Le village rebelle de Maaret al-Numan dans la province d'Idlib en Syrie, a été bombardé par les forces russes. 12 janvier 2016. (REUTERS/Khalil Ashawi)

L'armée syrienne s'est emparée du dernier bastion rebelle clé dans la province de Lattaquié, tandis que des pourparlers de paix doivent débuter bientôt à Genève.

Dans le nord-ouest du pays, le régime poursuit sur sa lancée avec la prise de la localité stratégique de Rabia par "les forces armées, en coordination avec des troupes de défense populaire (milices prorégime)", a annoncé dimanche 24 janvier la télévision d'Etat. L'agence officielle Sana a fait état de "nombreux" rebelles tués.

Rabia était contrôlée depuis 2012 par des groupes rebelles, dont des Turkmènes syriens et le Front Al-Nosra, la branche syrienne d'Al-Qaïda.

"Au cours des 48H, les forces du régime ont encerclé la localité par le sud, l'ouest et le nord, s'emparant de 20 villages aux alentours", a précisé à l'AFP le directeur de l'OSDH Rami Abdel Rahmane.

Les reprises de Rabia et de Salma, un autre bastion rebelle tombé il y a une dizaine de jours, permettent au régime de renforcer son contrôle sur la province de Lattaquié, berceau de la famille du président Bachar al-Assad.

"Dans les prochains jours, nous serons en mesure d'annoncer que tout Lattaquié - ville et province- sera libérée des groupes armés", a déclaré à l'AFP un commandant de l'armée.

"Rôle essentiel" de la Russie

Rabia, la plus grosse agglomération de la zone montagneuse Jabal Turkmane, est un carrefour d'approvisionnement reliant la frontière turque aux places fortes rebelles, souligne Fabrice Balanche, spécialiste de la Syrie au Washington Institute.

"En s'emparant de cette route, l'armée peut bloquer les infiltrations des rebelles vers le sud et Lattaquié. Ils auront désormais du mal à s'approcher ou lancer des missiles sur l'aéroport" de Hmeimin.

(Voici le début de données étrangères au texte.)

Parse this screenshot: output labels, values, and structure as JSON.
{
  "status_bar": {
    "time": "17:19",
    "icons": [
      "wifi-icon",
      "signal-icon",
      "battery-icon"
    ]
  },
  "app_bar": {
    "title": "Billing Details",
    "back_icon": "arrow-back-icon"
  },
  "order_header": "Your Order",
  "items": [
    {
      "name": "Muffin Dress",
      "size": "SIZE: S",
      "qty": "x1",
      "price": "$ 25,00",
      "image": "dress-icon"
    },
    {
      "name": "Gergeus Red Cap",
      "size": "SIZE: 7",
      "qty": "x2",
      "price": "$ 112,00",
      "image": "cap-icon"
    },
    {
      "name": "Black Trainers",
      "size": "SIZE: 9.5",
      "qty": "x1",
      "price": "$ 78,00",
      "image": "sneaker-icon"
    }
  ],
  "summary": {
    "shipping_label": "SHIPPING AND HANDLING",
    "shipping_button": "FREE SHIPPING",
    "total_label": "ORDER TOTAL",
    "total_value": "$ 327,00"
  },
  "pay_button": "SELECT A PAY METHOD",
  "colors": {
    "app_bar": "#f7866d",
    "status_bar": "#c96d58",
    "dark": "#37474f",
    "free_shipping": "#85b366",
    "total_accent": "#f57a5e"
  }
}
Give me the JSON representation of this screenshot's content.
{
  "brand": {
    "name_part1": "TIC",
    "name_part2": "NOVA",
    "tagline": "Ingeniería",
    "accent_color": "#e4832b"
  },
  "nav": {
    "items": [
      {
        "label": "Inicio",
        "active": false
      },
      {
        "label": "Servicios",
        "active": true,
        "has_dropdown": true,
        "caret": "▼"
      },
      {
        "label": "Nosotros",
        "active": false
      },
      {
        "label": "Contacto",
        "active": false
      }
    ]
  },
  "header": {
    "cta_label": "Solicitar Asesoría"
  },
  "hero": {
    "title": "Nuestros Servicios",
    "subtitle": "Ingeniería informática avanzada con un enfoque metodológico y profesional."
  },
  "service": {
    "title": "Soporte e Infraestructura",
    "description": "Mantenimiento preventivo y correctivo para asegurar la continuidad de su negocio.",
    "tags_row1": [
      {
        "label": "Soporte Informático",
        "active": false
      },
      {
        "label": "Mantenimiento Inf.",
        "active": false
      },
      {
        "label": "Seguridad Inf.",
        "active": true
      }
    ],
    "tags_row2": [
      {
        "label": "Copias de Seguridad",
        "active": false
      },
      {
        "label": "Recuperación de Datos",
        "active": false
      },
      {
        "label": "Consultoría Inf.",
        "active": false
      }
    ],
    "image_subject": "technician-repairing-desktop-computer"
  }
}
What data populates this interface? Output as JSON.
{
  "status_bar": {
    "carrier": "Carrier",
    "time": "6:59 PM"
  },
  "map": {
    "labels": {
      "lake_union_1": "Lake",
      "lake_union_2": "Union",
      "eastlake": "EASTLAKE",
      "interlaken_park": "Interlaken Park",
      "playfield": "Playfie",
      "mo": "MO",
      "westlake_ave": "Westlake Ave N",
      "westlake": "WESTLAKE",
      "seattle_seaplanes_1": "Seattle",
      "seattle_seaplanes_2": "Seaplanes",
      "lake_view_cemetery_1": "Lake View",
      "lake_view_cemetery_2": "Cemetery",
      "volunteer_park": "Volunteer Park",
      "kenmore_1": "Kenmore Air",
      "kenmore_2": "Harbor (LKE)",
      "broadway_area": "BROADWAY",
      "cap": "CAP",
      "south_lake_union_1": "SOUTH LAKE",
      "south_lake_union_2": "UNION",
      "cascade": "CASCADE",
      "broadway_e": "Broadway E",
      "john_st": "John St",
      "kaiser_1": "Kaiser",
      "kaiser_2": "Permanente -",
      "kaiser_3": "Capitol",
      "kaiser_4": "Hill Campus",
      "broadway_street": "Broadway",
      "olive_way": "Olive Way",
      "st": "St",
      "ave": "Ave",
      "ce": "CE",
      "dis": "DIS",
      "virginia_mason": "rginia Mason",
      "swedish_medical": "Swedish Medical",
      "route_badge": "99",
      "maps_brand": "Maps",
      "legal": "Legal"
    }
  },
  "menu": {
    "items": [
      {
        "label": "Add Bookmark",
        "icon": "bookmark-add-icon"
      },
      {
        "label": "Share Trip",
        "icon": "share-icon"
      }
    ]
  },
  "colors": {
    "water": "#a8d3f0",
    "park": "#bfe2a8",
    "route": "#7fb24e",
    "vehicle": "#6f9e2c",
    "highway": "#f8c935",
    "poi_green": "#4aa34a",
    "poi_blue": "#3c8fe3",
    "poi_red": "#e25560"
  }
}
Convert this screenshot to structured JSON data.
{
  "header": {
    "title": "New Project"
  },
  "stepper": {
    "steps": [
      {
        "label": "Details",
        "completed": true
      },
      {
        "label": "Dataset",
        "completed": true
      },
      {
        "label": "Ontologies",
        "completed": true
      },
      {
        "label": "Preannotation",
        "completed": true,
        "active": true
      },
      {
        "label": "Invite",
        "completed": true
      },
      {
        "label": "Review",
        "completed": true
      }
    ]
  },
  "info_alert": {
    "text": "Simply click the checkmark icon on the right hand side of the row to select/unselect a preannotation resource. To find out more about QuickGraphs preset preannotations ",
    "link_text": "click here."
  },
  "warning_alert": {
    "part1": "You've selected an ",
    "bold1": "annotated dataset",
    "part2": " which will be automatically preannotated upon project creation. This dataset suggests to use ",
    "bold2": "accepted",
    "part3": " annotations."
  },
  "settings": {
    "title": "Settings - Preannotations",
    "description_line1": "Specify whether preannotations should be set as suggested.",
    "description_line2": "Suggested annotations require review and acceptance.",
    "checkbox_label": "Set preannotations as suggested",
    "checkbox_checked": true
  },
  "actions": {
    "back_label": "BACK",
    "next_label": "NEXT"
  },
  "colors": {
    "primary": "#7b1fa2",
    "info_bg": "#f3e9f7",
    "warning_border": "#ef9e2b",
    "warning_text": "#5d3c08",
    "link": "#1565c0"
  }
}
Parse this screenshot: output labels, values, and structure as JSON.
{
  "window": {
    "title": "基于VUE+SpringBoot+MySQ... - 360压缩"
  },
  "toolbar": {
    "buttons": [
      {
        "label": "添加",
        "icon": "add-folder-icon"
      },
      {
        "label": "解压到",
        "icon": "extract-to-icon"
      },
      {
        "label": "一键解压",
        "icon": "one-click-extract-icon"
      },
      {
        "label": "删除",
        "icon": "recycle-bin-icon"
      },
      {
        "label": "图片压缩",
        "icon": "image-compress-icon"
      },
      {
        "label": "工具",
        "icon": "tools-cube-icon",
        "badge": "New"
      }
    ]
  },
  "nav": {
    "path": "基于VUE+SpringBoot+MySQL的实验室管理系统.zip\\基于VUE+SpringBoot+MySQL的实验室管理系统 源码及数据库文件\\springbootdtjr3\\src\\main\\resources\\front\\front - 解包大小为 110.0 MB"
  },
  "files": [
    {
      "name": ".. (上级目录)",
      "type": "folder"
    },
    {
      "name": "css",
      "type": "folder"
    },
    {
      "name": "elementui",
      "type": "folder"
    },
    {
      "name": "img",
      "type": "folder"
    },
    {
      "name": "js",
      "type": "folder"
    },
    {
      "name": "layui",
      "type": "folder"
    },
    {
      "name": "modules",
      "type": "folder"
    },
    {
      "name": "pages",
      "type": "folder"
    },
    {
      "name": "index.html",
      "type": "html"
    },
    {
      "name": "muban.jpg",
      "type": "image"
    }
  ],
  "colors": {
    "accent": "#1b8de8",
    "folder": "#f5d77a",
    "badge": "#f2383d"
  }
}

Cet aéroport situé au sud de Lattaquié est utilisé par la Russie qui mène depuis le 30 septembre une intense campagne de frappes aériennes en soutien au régime.

Selon M. Abdel Rahmane, des responsables militaires russes ont dirigé la bataille de Rabia et les frappes russes y "ont joué un rôle essentiel".

Des combats se déroulent également depuis plusieurs jours pour le contrôle de la province de Deir Ezzor (est). 47 civils ont péri samedi dans le village de Khasham, dans des frappes probablement menées par l'aviation russe, tandis que 44 autres ont été tués la veille près de la ville de Deir Ezzor, selon l'OSDH.

"Pas de terroristes à table"

Loin du terrain militaire, l'incertitude demeure sur la date du début des négociations indirectes prévues sous l'égide de l'ONU entre le régime et l'opposition. Prévues au départ lundi à Genève, elles seront probablementretardées de quelques jours, sur fond de désaccords liés à la délégation de l'opposition.

De précédentes négociations avaient échoué en janvier-février 2014. Depuis, le conflit s'est complexifié avec la multiplication des acteurs et la montée en puissance de l'organisation jihadiste (EI) sur un territoire de plus en plus morcelé.

Le chef de la diplomatie allemande Frank-Walter Steinmeier a affirmé dimanche la nécessité d'inclure les groupes rebelles dans les discussions.

"Où pensez-vous trouver des groupes modérés après plus de cinq ans de guerre civile et d'extrême violence?", a-t-il demandé.

"Bien sûr, nous ne voulons pas à la table de terroristes ou d'islamistes extrémistes qui voudront seulement saboter la solution politique, mais nous avons besoin de tous ceux qui représentent la société syrienne, qui exercent un pouvoir de facto (...) et sont prêts à mettre un terme aux combats dans le cadre des pourparlers", a-t-il déclaré, cité par le journal Frankfurter Allgemeine Sonntagszeitung.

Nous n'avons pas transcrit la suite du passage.